Single by Jimmy Barnes

from the album Two Fires
- Released: 11 March 1991
- Length: 5:12
- Label: Mushroom
- Songwriters: Jimmy Barnes, Tony Brock, Kevin Savigar
- Producer: Don Gehman

Jimmy Barnes singles chronology
| "Little Darling" (1990) | "When Your Love Is Gone" (1991) | "Love Is Enough" (1991) |

= When Your Love Is Gone =

1991 single by Jimmy Barnes

"When Your Love Is Gone" is a song by Australian rock musician Jimmy Barnes. Released on 11 March 1991, the song peaked at number seven on the Australian ARIA Singles Chart and number 17 on New Zealand's RIANZ Singles Chart.

==Background==
The music video consists of a live concert performance of the song by Barnes, accompanied by adult and children backup singers (including his own children, who had formed their own group called The Tin Lids).

==Release and reception==
"When Your Love Is Gone" was released in March 1991 as the fourth single from his fourth studio album, Two Fires.
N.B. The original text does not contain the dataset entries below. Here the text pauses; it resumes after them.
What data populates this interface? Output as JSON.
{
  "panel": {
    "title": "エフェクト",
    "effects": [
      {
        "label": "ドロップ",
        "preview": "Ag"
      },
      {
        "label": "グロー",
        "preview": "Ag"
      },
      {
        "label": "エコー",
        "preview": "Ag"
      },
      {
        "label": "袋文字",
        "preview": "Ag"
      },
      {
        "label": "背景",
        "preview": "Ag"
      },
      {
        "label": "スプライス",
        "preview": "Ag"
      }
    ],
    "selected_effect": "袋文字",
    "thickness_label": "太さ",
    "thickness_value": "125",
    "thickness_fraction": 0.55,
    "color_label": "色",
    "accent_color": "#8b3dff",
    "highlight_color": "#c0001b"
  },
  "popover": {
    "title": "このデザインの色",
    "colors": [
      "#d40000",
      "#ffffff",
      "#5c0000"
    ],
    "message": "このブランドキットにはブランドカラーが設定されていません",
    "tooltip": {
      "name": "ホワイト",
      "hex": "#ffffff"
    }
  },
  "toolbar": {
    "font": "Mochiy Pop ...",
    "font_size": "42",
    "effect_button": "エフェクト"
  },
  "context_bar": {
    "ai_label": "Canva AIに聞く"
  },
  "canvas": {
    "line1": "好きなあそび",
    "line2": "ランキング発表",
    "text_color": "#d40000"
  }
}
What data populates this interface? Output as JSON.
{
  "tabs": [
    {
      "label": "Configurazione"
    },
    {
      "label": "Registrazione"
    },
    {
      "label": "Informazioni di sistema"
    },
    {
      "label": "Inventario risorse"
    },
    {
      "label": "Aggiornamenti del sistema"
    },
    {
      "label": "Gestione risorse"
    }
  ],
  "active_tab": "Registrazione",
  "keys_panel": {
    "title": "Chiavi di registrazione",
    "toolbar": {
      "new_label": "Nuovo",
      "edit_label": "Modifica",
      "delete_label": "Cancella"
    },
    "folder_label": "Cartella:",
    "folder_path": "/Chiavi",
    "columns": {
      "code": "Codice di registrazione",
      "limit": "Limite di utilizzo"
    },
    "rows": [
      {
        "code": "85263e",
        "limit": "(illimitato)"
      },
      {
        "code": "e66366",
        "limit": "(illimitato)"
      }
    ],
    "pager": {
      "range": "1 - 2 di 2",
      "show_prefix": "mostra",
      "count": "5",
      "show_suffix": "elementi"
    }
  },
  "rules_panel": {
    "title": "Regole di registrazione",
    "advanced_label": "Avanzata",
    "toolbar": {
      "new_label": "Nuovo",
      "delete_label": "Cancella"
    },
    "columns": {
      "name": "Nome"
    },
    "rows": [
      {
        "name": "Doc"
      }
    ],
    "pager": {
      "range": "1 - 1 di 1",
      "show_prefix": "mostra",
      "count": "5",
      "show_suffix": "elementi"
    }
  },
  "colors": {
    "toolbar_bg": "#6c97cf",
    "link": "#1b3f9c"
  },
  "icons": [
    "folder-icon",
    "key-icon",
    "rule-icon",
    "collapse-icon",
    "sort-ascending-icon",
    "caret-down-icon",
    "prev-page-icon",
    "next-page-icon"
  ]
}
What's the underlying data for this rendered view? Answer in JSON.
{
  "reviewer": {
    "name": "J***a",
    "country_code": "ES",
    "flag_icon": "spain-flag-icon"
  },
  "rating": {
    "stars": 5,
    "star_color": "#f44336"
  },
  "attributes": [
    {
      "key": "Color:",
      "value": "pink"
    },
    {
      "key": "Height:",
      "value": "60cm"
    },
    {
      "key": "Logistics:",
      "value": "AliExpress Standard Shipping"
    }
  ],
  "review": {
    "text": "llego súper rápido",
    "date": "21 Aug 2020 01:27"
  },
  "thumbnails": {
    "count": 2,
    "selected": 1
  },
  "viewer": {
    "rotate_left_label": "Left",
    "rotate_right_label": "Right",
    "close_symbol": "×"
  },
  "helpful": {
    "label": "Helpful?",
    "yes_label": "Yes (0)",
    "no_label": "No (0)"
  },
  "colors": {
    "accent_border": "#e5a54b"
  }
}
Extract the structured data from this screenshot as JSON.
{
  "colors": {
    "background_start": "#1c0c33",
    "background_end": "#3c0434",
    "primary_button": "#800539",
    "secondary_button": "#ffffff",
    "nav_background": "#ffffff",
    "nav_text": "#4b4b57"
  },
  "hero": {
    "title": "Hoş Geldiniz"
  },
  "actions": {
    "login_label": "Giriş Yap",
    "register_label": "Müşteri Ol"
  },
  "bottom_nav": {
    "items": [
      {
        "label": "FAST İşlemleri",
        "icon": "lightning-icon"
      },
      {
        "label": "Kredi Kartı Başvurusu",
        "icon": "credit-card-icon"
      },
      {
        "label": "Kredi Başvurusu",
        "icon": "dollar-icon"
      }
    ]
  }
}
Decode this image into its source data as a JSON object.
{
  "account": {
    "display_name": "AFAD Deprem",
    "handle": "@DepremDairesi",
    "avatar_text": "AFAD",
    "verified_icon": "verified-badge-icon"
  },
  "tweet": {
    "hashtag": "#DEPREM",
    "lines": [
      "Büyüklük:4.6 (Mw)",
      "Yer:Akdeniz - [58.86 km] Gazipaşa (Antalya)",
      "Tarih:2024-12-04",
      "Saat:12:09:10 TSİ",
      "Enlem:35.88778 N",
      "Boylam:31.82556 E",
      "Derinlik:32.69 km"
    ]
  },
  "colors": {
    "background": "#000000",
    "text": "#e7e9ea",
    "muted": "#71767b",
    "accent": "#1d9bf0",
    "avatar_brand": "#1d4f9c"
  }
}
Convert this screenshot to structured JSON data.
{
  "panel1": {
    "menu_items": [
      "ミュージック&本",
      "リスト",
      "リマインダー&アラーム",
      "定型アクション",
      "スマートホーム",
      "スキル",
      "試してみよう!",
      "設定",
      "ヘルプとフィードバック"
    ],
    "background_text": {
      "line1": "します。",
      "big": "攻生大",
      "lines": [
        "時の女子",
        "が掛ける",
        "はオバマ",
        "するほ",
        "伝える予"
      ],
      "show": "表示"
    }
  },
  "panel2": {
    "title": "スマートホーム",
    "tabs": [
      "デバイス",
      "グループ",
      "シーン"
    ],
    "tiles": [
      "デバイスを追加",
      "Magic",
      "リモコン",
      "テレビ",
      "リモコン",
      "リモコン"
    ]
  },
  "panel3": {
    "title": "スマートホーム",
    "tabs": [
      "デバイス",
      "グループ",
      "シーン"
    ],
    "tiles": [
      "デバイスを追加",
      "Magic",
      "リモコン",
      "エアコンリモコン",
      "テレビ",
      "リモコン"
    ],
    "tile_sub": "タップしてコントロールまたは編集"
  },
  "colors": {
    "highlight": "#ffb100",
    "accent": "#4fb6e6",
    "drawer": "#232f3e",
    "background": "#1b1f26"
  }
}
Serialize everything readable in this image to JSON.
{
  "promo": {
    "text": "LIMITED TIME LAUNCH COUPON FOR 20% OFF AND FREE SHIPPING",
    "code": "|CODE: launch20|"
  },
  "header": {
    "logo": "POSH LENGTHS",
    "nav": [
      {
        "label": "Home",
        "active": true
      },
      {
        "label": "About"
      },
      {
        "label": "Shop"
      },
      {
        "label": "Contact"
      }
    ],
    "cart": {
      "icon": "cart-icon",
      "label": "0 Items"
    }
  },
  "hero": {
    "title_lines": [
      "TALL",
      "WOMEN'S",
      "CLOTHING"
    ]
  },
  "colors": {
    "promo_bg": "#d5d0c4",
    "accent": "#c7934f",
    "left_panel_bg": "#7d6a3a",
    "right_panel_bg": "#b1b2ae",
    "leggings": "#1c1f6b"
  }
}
It peaked at number seven on the Australian ARIA Singles Chart.

==Track listing==
1. "When Your Love Is Gone" – 5:12
2. "I'm Still On Your Side" (live) – 4:40
3. "One of a Kind" (live) – 4:43

==Charts==

| Chart (1991) | Peak position |
|---|---|
| Australia (ARIA) | 7 |
| New Zealand (Recorded Music NZ) | 17 |

==Certifications==

| Region | Certification | Certified units/sales |
| Australia (ARIA) | Gold | 35,000^{^} |
^{^} Shipments figures based on certification alone.